Comment by yekanchi
21 hours ago
i mean 4bit quantized. i can roughly calculate vram for dense models by model size. but i don't know how to do it for MOE models?
21 hours ago
i mean 4bit quantized. i can roughly calculate vram for dense models by model size. but i don't know how to do it for MOE models?
Same calculation, basically. Any given ~30B model is going to use the same VRAM (assuming loading it all into VRAM, which MoEs do not need to do), is going to be the same size
MoE models need just as much VRAM as dense models because every token may use a different set of experts. They just run faster.
This isn't quite right: it'll run with the full model loaded to RAM, swapping in the experts as it needs. It has turned out in the past that experts can be stable across more than one token so you're not swapping as much as you'd think.
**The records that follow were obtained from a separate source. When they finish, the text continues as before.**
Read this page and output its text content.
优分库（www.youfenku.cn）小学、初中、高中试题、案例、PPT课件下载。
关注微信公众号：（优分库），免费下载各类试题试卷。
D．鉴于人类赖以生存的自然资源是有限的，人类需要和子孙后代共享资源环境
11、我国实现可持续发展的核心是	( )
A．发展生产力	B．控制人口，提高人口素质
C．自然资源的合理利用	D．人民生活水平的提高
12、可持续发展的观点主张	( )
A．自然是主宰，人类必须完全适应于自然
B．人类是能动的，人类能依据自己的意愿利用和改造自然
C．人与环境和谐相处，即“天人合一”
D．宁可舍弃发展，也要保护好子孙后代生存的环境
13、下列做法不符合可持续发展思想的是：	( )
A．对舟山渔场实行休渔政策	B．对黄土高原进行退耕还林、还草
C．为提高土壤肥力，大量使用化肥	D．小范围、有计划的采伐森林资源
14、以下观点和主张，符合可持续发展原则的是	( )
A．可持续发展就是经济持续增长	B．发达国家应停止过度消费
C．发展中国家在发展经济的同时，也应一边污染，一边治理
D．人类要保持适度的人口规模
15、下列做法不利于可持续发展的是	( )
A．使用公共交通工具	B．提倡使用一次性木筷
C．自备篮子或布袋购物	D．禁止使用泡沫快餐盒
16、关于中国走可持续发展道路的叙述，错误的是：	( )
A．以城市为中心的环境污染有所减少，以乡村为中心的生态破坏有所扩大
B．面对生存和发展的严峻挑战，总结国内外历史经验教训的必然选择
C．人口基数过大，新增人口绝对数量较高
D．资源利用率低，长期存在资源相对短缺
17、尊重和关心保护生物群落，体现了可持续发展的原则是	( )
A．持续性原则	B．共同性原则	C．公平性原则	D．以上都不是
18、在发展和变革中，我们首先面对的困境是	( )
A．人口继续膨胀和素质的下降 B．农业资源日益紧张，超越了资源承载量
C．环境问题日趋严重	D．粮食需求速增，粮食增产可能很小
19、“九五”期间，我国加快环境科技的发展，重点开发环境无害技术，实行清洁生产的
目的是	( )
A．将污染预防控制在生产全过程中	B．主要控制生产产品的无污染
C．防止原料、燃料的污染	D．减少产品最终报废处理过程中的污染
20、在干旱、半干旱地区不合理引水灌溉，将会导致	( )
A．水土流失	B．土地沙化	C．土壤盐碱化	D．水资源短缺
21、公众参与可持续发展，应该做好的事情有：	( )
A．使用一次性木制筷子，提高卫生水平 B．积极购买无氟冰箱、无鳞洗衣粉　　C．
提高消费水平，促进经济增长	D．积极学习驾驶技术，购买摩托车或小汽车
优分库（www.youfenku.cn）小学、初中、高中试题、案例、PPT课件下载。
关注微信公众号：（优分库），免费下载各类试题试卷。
I don't know if that's been confirmed to still be true on recent MoEs, but I wouldn't be surprised.
Also, though nobody has put the work in yet, the GH200 and GB200 (the NVIDIA "superchips" support exposing their full LPDDR5X and HBM3 as UVM (unified virtual memory) with much more memory bandwidth between LPDDR5X and HBM3 than a typical "instance" using PCIE. UVM can handle "movement" in the background and would be absolutely killer for these MoE architectures, but none of the popular inference engines actually allocate memory correctly for these architectures: cudaMallocManaged() or allow UVM (CUDA) to actually handle movement of data for them (automatic page migration and dynamic data movement) or are architected to avoid pitfalls in this environment (being aware of the implications of CUDA graphs when using UVM).
It's really not that much code, though, and all the actual capabilities are there as of about mid this year. I think someone will make this work and it will be a huge efficiency for the right model/workflow combinations (effectively, being able to run 1T parameter MoE models on GB200 NVL4 at "full speed" if your workload has the right characteristics).
What you are describing would be uselessly slow and nobody does that.